The word SANEF recalls the CBN founded Shared Agent Network Expansion Facilities (SANEF), which was incorporated in 2019 with the objective of accelerating financial inclusion in Nigeria.
It seems clear, that this vehicle, created to foster social inclusion in the country, is the means with which the Bankers want to promote investment in restoration of the National Theatre and development of a culture precinct around it.
Alitheia, meanwhile, is a Private Equity Fund, which describes itself “as a pioneering private equity fund that identifies, invests in, and grows SMEs led by gender-diverse teams to achieve solid financial returns and tangible social impact for communities in Africa”.
It says that from its offices in Lagos and Johannesburg, it “invests in six countries: Nigeria, South Africa, Ghana, Zambia, Zimbabwe and Lesotho.
“We invest in sectors that engage a significant percentage of women, either as entrepreneurs, producers, distributors or consumers. Some of these sectors are: Agribusiness, Consumer Goods, Health, Education, Creative Industries, and Financial and Business services”.
The last of the Bankers Committee’s 18 slides indicates clearly that the feasibility study for what’s to be done is only going to start when the hand over is completed
It talks of:
- Project Steering/Project Technical committees inaugurated and commence function
- Consultants – Completion of detailed evaluation and documentation development.
- SANEF/Consultants – Technical and Financial evaluations, recommendations, negotiations, approvals and engagement
The glitzy presentation was preceded by a short speech by the Minister of Information, Tourism and Culture, which provided a general overview of the restoration work, but provided very little in terms of details of tenancy and tenure.
“This iconic National Theatre remains a national heritage”, said Lai Mohammed, the minister. “It will not be ceded to any person or group, as some have chosen to frame what we are doing here today”.
He described the partnership as a Public Private one and the project as The Lagos Creative and Entertainment Centre Project.
The first phase of what the Bankers would do is to “restore the National Theatre to its glory days and make it the go-to place for blockbuster shows again”, the government speech explained. This would include
Upgrade of the theatres (The main halls and cinema halls, conference and banquet halls, press hall and the bar; Installation of new seats, upgrade of the sanitary facilities, lifts, acoustics and specialist lightings, air conditioning, lighting, other power and revamp of the plumbing works.
The project’s second phase is the buildup of the so-called fallow lands outside the complex.
It will involve the creation and implementation of a detailed master plan for the site adjoining the National Theatre.
The interpretation: there is not yet a masterplan for the fallow lands.
The following work programme, from the minister’s speech, is then just a thought plan:
- Development of purpose-built clusters to provide world class facilities for Nigeria’s Creative Industry. The new centre will comprise hubs for: Fashion, Music, Film and Information and Technology(IT) hub.

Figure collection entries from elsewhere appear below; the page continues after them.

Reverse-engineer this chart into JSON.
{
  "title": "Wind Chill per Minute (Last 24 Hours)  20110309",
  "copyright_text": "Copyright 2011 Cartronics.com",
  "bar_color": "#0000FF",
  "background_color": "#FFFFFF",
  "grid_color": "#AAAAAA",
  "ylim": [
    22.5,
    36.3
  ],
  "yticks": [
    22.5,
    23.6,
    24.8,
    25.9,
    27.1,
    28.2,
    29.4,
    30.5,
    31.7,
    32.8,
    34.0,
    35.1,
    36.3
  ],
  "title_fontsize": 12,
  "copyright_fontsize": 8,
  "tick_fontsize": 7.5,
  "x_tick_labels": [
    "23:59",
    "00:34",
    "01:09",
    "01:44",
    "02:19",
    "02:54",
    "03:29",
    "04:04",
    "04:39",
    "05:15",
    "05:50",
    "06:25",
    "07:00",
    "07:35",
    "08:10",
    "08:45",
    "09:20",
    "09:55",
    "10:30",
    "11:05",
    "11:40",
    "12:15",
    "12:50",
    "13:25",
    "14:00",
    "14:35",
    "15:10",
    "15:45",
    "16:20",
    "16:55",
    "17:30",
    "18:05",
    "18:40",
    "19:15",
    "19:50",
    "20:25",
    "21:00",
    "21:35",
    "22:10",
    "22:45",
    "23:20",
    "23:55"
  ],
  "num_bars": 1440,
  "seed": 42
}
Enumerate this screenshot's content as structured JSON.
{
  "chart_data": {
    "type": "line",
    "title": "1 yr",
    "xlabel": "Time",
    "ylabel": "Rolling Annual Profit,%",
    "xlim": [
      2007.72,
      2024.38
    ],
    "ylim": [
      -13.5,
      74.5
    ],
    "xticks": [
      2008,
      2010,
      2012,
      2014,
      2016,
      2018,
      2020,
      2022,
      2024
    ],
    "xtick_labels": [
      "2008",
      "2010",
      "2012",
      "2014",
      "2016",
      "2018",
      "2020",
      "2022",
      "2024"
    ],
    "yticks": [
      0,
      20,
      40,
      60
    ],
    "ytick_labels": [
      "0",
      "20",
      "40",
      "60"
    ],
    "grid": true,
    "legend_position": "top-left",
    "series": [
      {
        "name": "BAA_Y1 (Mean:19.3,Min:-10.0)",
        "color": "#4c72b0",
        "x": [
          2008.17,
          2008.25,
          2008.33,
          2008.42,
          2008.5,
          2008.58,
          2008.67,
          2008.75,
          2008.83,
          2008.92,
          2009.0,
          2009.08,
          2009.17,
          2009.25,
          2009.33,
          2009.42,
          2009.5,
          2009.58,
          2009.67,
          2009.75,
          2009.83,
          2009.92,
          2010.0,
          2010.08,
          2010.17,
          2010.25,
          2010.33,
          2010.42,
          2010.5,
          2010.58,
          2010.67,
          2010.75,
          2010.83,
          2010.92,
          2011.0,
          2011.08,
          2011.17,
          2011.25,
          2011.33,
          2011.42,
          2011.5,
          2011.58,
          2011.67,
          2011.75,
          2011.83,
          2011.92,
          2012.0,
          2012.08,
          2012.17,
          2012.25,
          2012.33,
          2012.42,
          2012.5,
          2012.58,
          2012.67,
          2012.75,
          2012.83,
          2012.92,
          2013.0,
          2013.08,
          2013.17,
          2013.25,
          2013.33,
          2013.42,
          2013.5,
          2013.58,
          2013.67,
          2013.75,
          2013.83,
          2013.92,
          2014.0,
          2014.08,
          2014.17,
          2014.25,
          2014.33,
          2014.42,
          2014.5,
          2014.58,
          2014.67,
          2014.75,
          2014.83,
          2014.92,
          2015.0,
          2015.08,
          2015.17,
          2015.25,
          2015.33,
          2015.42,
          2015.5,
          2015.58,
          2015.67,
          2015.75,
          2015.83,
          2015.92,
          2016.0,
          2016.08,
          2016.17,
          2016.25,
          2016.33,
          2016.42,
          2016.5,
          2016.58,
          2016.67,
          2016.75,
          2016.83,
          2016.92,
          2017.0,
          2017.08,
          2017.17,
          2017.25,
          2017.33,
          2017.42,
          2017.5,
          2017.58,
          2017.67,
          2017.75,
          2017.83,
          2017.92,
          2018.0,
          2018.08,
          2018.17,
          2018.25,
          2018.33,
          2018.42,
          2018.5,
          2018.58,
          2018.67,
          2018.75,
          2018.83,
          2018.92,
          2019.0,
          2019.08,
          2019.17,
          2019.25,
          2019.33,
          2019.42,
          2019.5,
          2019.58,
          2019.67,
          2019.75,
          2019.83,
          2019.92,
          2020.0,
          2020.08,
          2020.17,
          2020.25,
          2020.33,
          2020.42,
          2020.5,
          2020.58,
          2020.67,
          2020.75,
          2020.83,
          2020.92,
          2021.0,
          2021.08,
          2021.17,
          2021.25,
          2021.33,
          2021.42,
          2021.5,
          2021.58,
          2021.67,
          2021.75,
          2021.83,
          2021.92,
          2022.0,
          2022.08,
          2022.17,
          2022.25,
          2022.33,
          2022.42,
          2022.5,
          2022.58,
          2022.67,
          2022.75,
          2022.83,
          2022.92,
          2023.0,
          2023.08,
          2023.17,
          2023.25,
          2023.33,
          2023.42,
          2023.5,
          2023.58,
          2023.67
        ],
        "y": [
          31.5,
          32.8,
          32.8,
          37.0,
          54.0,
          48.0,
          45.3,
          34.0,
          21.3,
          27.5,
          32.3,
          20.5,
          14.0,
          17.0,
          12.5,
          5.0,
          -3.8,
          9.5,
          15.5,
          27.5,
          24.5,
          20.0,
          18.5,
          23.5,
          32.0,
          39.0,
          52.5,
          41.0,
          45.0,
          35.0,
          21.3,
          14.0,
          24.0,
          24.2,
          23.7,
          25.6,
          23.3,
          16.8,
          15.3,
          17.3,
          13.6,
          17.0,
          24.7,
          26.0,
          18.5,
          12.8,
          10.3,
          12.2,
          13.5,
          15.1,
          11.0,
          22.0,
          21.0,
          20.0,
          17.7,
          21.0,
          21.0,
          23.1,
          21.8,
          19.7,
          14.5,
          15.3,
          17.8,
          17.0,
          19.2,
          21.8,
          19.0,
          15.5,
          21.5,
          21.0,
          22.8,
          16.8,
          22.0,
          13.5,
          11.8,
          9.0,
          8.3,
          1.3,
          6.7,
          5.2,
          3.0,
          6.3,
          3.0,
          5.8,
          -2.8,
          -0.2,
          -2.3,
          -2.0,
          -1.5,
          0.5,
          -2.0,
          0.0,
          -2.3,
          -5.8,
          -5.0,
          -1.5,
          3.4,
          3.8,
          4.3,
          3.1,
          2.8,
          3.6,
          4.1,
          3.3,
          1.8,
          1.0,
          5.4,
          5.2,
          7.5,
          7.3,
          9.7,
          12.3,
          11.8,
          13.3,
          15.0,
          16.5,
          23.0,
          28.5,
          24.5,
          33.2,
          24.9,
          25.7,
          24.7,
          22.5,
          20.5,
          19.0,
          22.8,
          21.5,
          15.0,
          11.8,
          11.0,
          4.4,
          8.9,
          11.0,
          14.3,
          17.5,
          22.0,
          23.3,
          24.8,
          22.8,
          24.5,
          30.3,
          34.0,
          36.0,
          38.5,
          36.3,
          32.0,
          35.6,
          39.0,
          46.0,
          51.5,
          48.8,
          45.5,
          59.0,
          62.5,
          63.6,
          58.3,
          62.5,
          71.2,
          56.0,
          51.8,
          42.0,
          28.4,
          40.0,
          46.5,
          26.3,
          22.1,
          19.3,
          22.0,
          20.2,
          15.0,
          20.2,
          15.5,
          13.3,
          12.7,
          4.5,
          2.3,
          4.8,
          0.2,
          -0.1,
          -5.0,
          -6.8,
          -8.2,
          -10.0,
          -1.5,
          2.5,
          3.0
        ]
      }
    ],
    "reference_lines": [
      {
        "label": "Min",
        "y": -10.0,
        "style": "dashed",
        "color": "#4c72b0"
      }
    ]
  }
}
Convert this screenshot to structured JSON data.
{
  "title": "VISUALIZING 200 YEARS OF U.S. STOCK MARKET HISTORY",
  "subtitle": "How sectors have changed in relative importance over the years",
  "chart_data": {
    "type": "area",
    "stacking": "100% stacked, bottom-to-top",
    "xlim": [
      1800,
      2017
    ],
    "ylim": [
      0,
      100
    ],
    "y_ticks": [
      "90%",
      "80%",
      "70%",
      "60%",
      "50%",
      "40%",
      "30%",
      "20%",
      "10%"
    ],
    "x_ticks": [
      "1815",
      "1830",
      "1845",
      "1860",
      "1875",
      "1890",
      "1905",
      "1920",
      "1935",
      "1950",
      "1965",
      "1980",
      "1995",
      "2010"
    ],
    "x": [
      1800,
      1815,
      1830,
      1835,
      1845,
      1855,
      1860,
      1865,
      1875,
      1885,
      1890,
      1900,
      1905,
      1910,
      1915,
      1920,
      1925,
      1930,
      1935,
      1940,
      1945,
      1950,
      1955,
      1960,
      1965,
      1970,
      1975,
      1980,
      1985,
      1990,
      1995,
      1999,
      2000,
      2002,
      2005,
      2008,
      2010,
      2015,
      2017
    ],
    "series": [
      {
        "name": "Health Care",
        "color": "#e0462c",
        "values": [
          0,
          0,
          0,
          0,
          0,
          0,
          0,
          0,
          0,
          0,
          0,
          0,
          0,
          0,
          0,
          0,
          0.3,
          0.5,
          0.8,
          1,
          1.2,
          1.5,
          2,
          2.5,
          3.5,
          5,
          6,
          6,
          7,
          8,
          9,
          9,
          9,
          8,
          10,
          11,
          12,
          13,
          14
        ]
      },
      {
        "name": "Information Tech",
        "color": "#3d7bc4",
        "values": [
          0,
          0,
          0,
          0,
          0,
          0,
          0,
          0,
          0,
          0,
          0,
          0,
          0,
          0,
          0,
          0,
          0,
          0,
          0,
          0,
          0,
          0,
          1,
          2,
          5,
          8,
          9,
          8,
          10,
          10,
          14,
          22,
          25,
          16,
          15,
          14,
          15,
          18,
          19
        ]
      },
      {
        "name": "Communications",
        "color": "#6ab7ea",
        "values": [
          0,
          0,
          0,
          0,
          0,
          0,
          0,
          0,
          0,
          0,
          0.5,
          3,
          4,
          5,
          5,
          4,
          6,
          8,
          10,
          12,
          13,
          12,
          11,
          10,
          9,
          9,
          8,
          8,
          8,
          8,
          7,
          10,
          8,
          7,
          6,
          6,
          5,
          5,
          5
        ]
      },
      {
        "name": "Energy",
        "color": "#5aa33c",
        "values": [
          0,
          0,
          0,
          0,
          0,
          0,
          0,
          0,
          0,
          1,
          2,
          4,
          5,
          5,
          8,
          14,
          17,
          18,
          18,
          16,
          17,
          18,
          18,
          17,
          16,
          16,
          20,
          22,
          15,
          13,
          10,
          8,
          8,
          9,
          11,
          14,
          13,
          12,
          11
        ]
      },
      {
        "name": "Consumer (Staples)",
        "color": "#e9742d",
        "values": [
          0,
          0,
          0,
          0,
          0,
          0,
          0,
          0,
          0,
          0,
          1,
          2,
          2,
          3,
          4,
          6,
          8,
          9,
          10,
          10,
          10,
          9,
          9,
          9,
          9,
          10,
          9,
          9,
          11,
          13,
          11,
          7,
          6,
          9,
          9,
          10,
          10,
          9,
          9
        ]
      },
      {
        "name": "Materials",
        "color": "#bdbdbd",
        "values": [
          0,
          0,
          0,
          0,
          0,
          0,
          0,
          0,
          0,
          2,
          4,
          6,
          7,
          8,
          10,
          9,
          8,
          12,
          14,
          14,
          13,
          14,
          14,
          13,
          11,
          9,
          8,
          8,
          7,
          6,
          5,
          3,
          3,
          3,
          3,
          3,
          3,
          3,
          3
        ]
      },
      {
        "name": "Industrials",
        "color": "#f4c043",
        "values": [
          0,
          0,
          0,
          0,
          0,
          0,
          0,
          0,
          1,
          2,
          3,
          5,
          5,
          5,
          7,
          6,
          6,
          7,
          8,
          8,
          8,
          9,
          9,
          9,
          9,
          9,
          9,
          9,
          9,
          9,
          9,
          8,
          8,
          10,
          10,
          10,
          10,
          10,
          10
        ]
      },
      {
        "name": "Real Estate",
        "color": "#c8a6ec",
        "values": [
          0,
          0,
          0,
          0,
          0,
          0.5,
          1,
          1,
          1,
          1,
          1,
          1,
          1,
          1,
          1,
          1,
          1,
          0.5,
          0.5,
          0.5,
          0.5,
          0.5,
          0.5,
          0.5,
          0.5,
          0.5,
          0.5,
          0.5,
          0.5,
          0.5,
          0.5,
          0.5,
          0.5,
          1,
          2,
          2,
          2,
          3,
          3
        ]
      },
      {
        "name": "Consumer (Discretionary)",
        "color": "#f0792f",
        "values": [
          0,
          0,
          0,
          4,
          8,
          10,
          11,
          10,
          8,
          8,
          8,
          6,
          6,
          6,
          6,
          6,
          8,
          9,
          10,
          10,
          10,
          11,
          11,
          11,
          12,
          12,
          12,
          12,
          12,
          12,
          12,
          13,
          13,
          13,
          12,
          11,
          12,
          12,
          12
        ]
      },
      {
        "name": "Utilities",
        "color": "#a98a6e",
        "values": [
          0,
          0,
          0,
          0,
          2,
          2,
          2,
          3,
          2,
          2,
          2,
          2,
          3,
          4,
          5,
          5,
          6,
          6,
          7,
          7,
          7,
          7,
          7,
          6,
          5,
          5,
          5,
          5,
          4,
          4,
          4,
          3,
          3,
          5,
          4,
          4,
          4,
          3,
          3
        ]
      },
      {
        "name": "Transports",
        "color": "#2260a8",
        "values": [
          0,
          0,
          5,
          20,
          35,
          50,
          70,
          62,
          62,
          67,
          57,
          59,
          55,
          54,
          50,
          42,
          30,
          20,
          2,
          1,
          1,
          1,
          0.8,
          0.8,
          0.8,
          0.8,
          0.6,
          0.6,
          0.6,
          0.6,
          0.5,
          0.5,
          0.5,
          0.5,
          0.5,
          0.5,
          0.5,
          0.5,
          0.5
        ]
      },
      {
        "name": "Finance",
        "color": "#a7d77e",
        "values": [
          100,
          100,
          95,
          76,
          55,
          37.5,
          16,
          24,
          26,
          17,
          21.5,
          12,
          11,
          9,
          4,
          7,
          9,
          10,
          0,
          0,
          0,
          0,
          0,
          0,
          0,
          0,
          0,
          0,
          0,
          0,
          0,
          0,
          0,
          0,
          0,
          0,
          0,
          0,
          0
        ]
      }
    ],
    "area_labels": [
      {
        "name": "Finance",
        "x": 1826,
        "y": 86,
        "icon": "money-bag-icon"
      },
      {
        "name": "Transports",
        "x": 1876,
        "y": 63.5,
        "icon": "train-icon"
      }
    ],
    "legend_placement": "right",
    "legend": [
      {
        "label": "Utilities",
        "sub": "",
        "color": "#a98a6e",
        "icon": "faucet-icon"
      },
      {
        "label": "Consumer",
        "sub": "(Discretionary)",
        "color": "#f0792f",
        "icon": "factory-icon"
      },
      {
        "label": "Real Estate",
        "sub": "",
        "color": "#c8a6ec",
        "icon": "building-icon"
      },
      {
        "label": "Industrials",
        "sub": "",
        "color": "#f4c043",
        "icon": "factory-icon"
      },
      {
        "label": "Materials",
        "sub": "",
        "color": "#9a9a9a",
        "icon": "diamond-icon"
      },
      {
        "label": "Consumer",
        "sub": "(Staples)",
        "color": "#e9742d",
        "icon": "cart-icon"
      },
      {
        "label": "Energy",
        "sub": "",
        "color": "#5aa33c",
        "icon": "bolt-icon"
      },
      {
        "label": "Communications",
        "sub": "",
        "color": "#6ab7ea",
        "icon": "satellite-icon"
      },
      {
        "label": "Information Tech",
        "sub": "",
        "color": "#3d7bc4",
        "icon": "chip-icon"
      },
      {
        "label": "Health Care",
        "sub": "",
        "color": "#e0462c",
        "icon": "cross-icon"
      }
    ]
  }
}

- These creative clusters will be supported by other facilities, including multi-storey parking to accommodate an additional 1,000 cars, a Visitors’ Welcome Centre which will house commercial and retail facilities, as well as administration and management offices, among others.
“Both phases will be connected by carefully curated soft and hard landscape areas as well as waterways, providing an excellent semi and outdoors spaces for community use and entertainment, including an amphi-theatre. – Installation of new infrastructure (roads and services mains) and upgrade of the existing ones”, the minister said.